Он внимательно смотрел на нее, улыбаясь и мягко потирая руки:
– Разве я не говорил, что мы выбрались из кризиса? Мы собираемся продать гобелен. В этом году мы собираемся заняться большим бизнесом.
Многозначительно кивнув, он вышел наружу, где остановил такси, заботливо помог сесть Кэтрин, положил рядом с ней драгоценный сверток, а затем сел сам. И они поехали.
– Это очень любопытно, мисс Лоример, – заметил он, устроившись поудобнее. – Я расспросил Эшера обо всех, кого знаю, но так и не могу выяснить, кто купил миниатюру.
– Разве это важно? – не слишком убежденно спросилаона.
– О, это не важно, – согласился он со своей хорошо поставленной примирительной улыбкой. – Mon Dieu, не важно! У нас ведь полный порядок. Но тем не менее это довольно необычно. Подумать только, произведение искусства такой важности просто исчезает с рынка – пуф!
– Мне казалось, вы говорили, что это для Шарда.
– Это не так. Нет-нет! Я это досконально выяснил. Старина Шард остается верен своим прерафаэлитам.

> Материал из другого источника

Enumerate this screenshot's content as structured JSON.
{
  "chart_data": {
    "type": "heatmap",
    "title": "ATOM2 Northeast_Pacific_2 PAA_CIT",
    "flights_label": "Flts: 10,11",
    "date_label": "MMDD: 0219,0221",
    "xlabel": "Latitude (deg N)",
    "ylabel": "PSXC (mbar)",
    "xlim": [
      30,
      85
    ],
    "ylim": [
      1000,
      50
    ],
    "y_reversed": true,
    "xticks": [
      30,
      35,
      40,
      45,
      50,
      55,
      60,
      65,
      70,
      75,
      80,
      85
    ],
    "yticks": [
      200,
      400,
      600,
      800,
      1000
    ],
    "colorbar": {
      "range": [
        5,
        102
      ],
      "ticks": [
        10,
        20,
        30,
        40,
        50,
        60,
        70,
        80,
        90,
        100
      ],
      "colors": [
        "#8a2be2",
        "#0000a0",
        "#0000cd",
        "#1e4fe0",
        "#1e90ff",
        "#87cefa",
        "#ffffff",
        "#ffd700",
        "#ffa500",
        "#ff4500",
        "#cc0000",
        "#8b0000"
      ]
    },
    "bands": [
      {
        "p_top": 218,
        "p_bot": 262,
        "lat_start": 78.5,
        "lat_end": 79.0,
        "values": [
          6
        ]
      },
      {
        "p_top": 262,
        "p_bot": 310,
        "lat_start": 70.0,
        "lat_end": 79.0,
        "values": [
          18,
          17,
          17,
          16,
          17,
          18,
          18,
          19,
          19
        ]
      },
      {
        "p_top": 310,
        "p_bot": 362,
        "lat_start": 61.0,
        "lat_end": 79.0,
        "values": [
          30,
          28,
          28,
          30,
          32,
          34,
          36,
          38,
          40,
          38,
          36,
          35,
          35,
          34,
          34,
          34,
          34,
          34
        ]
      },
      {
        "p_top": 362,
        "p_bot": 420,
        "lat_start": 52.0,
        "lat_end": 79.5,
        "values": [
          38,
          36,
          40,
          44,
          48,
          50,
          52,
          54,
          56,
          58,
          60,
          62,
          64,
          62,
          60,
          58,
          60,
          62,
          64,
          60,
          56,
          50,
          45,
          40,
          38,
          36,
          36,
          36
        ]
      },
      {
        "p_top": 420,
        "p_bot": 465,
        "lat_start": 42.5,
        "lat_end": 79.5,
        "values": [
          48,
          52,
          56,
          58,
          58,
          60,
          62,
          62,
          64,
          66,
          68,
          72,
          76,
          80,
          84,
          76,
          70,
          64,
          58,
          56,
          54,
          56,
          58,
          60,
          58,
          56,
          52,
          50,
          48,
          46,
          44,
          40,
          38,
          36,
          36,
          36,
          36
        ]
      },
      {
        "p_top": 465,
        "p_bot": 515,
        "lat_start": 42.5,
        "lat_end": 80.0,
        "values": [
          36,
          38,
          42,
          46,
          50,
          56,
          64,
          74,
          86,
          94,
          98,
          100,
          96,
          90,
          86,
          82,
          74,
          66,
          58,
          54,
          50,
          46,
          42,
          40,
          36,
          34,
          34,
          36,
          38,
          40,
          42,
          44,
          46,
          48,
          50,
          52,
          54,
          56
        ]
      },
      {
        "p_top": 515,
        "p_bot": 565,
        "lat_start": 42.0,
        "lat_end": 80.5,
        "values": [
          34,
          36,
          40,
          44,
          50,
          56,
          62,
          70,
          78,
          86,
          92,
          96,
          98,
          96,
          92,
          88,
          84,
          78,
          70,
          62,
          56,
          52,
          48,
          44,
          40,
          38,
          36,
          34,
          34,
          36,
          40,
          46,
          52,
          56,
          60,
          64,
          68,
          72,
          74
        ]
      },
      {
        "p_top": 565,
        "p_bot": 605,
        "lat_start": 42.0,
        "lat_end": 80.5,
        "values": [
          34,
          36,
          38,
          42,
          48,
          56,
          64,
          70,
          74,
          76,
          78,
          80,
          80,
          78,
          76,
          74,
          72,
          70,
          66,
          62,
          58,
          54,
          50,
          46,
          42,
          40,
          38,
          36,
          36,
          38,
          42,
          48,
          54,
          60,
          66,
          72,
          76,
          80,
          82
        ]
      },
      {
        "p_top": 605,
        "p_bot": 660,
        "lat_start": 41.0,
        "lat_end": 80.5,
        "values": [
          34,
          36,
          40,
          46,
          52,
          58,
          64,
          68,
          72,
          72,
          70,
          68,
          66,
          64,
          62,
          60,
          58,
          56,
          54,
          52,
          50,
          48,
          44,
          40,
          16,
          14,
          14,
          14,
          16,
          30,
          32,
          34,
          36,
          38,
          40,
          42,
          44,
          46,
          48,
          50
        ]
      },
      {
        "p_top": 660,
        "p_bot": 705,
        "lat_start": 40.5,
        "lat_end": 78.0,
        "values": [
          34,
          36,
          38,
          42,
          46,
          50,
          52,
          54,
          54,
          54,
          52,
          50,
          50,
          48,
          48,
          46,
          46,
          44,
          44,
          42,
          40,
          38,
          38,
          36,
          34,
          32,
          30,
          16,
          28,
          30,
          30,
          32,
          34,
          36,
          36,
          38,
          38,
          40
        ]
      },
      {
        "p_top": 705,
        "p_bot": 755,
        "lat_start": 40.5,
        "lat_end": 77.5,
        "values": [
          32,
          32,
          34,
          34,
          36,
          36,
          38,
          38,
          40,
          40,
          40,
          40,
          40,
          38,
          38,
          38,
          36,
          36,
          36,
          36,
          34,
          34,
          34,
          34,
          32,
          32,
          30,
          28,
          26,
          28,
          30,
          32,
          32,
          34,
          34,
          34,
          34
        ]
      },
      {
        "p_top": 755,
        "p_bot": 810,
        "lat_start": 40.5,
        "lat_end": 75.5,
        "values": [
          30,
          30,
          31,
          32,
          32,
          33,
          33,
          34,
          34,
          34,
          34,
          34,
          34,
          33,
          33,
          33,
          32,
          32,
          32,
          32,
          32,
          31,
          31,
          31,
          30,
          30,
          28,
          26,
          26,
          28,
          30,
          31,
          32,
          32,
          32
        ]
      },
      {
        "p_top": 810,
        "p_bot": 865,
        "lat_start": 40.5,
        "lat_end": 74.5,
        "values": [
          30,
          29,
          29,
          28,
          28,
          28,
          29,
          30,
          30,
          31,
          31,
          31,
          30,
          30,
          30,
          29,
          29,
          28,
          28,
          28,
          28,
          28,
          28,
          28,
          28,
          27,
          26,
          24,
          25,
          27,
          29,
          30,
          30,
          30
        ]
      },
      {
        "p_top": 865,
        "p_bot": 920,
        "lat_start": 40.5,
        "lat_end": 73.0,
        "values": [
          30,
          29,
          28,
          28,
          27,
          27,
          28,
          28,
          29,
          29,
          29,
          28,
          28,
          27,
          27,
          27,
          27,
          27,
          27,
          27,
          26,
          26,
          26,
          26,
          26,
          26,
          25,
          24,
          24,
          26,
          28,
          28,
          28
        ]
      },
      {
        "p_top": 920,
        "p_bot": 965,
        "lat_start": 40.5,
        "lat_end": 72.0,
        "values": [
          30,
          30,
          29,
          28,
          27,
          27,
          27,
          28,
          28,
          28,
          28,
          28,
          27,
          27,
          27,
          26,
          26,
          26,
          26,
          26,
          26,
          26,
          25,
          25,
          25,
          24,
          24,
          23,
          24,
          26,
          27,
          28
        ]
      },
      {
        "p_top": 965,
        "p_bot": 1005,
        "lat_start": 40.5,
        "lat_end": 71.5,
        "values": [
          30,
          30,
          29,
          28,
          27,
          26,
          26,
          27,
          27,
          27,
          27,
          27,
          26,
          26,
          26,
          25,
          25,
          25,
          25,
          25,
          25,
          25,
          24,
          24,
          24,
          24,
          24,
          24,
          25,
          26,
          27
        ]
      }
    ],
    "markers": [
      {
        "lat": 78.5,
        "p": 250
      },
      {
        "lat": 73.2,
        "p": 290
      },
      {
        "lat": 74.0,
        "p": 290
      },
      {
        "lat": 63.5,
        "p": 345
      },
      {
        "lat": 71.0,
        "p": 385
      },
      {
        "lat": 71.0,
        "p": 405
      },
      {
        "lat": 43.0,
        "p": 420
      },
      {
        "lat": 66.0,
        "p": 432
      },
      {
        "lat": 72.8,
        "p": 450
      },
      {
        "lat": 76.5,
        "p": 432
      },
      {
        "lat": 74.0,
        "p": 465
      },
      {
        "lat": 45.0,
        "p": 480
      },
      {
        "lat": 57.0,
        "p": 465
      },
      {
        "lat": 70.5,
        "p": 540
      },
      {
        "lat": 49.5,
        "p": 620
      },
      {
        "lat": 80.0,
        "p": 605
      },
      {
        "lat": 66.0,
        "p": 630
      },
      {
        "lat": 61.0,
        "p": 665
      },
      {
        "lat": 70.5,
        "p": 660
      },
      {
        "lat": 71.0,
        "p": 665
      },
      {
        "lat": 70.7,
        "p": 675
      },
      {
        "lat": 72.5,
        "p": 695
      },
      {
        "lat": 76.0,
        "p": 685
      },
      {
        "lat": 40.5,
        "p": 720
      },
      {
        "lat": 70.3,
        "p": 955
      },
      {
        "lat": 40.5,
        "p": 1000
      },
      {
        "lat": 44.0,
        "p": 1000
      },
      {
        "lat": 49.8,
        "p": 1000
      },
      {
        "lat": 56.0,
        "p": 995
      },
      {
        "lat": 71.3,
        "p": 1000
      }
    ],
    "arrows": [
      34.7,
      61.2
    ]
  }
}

– Может быть, миниатюра все еще у Эшера?
– Нет, мисс Лоример. Он заверил меня под присягой, что передал ее своему клиенту.
– Ну… – Кэтрин вздохнула и покачала головой. – Это, конечно, странно. Но какое нам дело? Эта тема закрыта. Сейчас у нас есть чем заняться.
Дом на Риверсайд-драйв оказался особняком из коричневого камня с выложенными плиткой оконными проемами и красивой железной решетчатой дверью – явное свидетельство того, что слава еще не совсем покинула эту некогда знаменитую магистраль. Миссис Ван Берен просто влюбилась в гобелен, как она заявила Кэтрин, но не была уверена, найдется ли у нее для него место. В столовой было предостаточно и фотографий, а гостиная наверху и вовсе исключалась.
Кэтрин говорила мало. Она следовала за миссис Ван Берен по дому, прислушиваясь с очевидным вниманием к словам хозяйки. Но с самого начала ей было ясно, что идеальное место для гобелена – холл. Поэтому, когда они снова спустились, она спросила:
– Вам нравится ваш холл?
– Ну, нет, – с сомнением сказала миссис Ван Берен, поклевав носом воздух. – Я всегда считала его каким-то несуразным.